システム設計におけるインストラクショナルデザインの重要性を改めて感じた
下山雄大さん(株式会社人財ラボ eストラテジー担当部長)
今回のASTD-ICE2013では、Learning Technologiesのトラックを中心に受講しました。基調講演でASTDのCEOであるトニー・ビンガム氏は、今年もテクノロジーを活用したラーニングの可能性について示唆。全体でも、Learning Technologiesのセッション数は非常に多く、昨年以上に注目されている事を感じました。セッションとしては、モバイル端末を活用したラーニングアプリや、ゲーミフィケーションによる学習システム、バーチャルクラスルームでの学習など、さまざまなテクノロジーを活用した学習システムが台頭している事を背景に、システム設計におけるインストラクショナルデザインの重要性を改めて感じるものがありました。特に印象的だったキーワードは、「キュレーション」「シナリオ・ベースEラーニング」「Tin Can API」です。

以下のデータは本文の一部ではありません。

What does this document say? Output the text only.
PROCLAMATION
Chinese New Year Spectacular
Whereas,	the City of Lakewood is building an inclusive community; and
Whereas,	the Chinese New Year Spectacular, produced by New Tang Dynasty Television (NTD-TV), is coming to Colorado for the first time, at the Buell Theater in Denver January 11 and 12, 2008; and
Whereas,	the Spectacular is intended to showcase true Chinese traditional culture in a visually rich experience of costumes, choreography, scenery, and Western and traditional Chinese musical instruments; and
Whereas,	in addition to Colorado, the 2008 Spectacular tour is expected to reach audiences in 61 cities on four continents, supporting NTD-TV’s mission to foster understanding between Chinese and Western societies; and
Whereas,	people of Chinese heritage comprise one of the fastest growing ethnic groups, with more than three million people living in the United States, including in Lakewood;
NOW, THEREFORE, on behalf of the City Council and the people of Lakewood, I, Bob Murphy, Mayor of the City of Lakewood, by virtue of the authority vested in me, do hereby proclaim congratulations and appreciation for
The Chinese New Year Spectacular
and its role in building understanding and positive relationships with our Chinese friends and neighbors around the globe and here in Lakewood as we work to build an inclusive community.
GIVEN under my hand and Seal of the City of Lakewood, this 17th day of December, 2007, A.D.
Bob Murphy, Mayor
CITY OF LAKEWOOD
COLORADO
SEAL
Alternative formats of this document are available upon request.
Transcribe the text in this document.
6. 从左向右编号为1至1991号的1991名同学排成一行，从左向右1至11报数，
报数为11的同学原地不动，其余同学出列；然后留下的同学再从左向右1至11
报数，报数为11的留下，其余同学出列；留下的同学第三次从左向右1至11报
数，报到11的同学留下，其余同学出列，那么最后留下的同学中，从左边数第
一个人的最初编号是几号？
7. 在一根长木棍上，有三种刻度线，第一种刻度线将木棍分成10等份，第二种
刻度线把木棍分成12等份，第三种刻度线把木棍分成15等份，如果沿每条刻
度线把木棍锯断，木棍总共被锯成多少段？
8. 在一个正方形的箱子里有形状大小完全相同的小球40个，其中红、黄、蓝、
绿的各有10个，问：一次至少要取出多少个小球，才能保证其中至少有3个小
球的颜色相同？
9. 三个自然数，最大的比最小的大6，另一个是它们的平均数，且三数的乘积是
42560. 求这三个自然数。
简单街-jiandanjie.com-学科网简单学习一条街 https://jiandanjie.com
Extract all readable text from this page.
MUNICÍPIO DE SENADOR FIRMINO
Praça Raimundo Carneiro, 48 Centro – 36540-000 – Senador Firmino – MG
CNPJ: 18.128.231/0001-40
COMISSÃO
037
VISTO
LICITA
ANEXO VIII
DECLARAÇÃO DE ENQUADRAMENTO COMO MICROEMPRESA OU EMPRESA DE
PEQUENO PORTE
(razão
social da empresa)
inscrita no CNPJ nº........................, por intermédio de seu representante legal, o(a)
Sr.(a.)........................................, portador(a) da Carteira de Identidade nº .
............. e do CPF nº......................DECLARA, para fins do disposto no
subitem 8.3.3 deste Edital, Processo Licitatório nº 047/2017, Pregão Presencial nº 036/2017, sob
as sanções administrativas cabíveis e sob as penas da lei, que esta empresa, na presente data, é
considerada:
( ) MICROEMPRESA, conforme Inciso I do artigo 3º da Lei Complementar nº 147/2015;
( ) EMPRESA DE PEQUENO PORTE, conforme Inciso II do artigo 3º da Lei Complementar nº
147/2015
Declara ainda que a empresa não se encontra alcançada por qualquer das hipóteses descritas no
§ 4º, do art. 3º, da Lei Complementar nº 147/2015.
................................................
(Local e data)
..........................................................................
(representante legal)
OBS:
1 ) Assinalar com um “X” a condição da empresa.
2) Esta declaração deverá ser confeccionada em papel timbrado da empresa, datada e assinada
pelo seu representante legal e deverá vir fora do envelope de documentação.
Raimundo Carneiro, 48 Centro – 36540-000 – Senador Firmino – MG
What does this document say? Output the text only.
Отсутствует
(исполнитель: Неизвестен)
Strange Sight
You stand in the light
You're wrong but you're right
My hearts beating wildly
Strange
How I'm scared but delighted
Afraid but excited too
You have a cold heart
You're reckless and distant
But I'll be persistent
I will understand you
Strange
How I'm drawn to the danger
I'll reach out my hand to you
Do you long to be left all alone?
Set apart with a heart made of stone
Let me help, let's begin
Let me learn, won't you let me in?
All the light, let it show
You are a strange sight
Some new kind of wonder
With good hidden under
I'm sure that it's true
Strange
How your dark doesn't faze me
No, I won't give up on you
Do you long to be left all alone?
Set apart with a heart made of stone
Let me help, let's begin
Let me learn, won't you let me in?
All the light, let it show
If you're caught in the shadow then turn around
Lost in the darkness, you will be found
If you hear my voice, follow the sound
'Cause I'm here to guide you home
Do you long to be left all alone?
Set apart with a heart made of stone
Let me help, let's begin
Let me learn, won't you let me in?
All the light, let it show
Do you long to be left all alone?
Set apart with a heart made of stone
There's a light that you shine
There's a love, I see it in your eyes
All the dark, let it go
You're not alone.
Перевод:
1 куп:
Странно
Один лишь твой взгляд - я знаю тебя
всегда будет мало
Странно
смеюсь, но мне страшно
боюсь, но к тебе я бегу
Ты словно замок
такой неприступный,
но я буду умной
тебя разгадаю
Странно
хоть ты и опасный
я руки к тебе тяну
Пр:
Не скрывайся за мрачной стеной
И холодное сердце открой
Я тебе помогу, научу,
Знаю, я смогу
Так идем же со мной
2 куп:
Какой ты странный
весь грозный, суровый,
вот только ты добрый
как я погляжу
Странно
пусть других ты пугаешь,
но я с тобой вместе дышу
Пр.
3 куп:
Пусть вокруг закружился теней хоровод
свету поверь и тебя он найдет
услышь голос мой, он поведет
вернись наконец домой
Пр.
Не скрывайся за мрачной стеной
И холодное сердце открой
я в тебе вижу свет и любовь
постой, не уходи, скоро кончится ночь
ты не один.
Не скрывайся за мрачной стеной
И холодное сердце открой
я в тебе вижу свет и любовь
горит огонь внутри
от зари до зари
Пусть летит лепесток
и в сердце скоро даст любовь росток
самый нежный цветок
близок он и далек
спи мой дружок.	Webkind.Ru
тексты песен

キュレーションは、新たに出てきたキーワードではありませんが、膨大な情報に囲まれている昨今、情報を収集し適切な形でまとめ、共有をしていく役割(キュレーター)が必要である事は身近に感じるキーワードでした。ゲーミフィケーションをはじめとした新たなラーニングテクノロジーのシステムも、構築にあたり最も重要視するのはシナリオであり、そのシナリオの作成についてインストラクショナルデザインの要素を活用して適切なフィードバックを促進することを大切にする点は、共感するものでした。また、Eラーニングの仕組みである学習管理システム(LMS)に大きな波が来ていると感じました。それは、新たな規格として可能性を持っている「Tin Can API」の開発です。さまざまな学習に関するシステムが開発されていく中で、いかに学習の測定、管理をするのかは企業にとっての課題ですが、この規格が採用されてくるとLMSでは、他のシステムで学習された履歴を測定、管理する事ができるようになり、企業の教育担当者の業務支援に大きな影響を与える事が想定されます。